While the majority resoundingly rejected the accusation that it was applying different discovery rules for social media information, Justice Saxe, dissenting, identified two emerging trends in discovery procedures that he viewed as “problematic”: First, that a defendant is permitted to seek discovery of a plaintiff’s nonpublic social media information “if, and only if, the defendant can first unearth some item from the plaintiff’s publicly available social media postings that tends to conflict with or contradict the plaintiff’s claims”; and second, that trial courts must then “conduct an in camera review of the materials . . . to ensure that the defendant is provided only with relevant materials.” According to Justice Saxe, these two developments, applied in this case and other recent rulings, amount to extra procedural burden on the party seeking social media discovery, and add a substantial and unnecessary burden to often overworked trial courts.
Instead, Justice Saxe advocated applying the traditional discovery approach of any other document request—that is, treating social media information the same as any other document, tangible or electronic. Thus, a demand must have a reasoned basis that the requested category of items bears on the controversy, and must not be overbroad and fail to distinguish relevant from irrelevant items. In most contexts, the defendant describes a type of content relevant to the claimed event or injuries and the plaintiff locates such documents in his or her possession or control. Judge Saxe noted that a party is not normally required to prove the existence of relevant material before requesting it. In sum, “[u]pon receipt of an appropriately tailored demand, a plaintiff’s obligation would be no different than if the demand concerned hard copies of documents in filing cabinets.”

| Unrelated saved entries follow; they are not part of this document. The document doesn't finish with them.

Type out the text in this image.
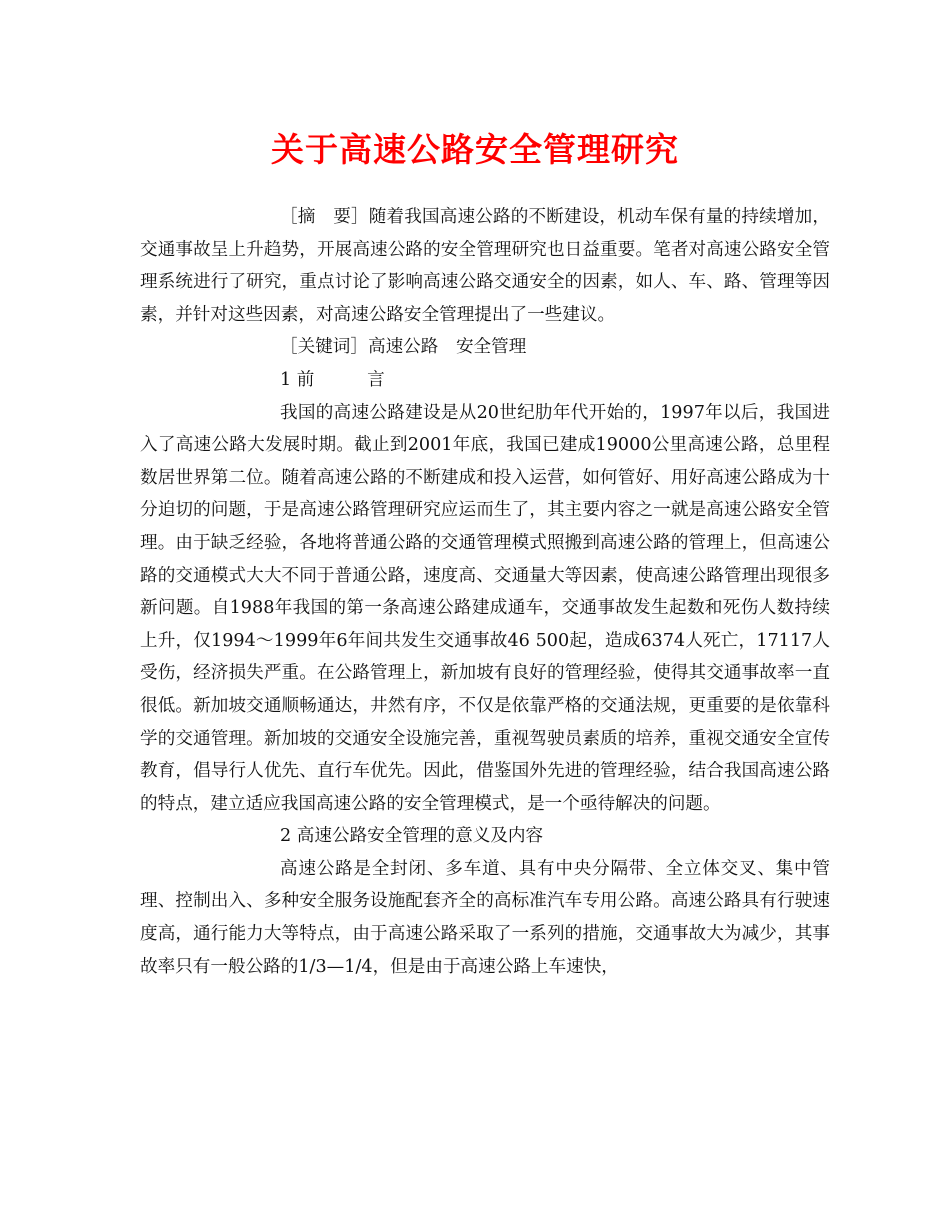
关于高速公路安全管理研究

［摘　要］随着我国高速公路的不断建设，机动车保有量的持续增加，交通事故呈上升趋势，开展高速公路的安全管理研究也日益重要。笔者对高速公路安全管理系统进行了研究，重点讨论了影响高速公路交通安全的因素，如人、车、路、管理等因素，并针对这些因素，对高速公路安全管理提出了一些建议。

［关键词］高速公路　安全管理

1 前　　　言

我国的高速公路建设是从20世纪肋年代开始的，1997年以后，我国进入了高速公路大发展时期。截止到2001年底，我国已建成19000公里高速公路，总里程数居世界第二位。随着高速公路的不断建成和投入运营，如何管好、用好高速公路成为十分迫切的问题，于是高速公路管理研究应运而生了，其主要内容之一就是高速公路安全管理。由于缺乏经验，各地将普通公路的交通管理模式照搬到高速公路的管理上，但高速公路的交通模式大大不同于普通公路，速度高、交通量大等因素，使高速公路管理出现很多新问题。自1988年我国的第一条高速公路建成通车，交通事故发生起数和死伤人数持续上升，仅1994～1999年6年间共发生交通事故46 500起，造成6374人死亡，17117人受伤，经济损失严重。在公路管理上，新加坡有良好的管理经验，使得其交通事故率一直很低。新加坡交通顺畅通达，井然有序，不仅是依靠严格的交通法规，更重要的是依靠科学的交通管理。新加坡的交通安全设施完善，重视驾驶员素质的培养，重视交通安全宣传教育，倡导行人优先、直行车优先。因此，借鉴国外先进的管理经验，结合我国高速公路的特点，建立适应我国高速公路的安全管理模式，是一个亟待解决的问题。

2 高速公路安全管理的意义及内容

高速公路是全封闭、多车道、具有中央分隔带、全立体交叉、集中管理、控制出入、多种安全服务设施配套齐全的高标准汽车专用公路。高速公路具有行驶速度高，通行能力大等特点，由于高速公路采取了一系列的措施，交通事故大为减少，其事故率只有一般公路的1/3—1/4，但是由于高速公路上车速快，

Finally, Justice Saxe pointed out that the majority’s focus on “private” Facebook photos should not be a legitimate basis for treating social media information differently. Such “private” photos are by definition shared with at least a small universe of individuals—a Facebook user’s Friends or a Group—and the expectation of privacy for such posts is low.
Even in light of Justice Saxe’s critique, the majority held firm that the discovery standard they applied is the same for social media information as it is for any other documents and that the request was an unreasonably broad fishing expedition.
This case can perhaps best be understood as a lesson in specificity in social media discovery requests. Courts may simply feel uneasy authorizing broad discovery requests regarding social media, which they may perceive as more personal and private. The panel clearly felt uneasy about the “unbridled” scope of the social media discovery request, and suggested that the dissent’s position is a slippery slope that leads to production of all information stored in “social media, a cell phone or a camera, or located in a photo album or file cabinet,” or even in “diaries, letters, text messages and emails.”
We wonder how the court would have dealt with a more targeted request—for instance, a request for all “private” Facebook photographs after the accident that depict Forman engaging in strenuous physical activity. As we’ve previously discussed, courts have regularly demanded specificity in discovery requests for social media information and have rejected requests that are not narrowly tailored to potentially relevant information.
This case demonstrates that, while the legal standard for discovery may technically be clear, courts are still grappling with the level of procedural protection such information should be afforded. This issue will surely be the topic of future litigation for years to come.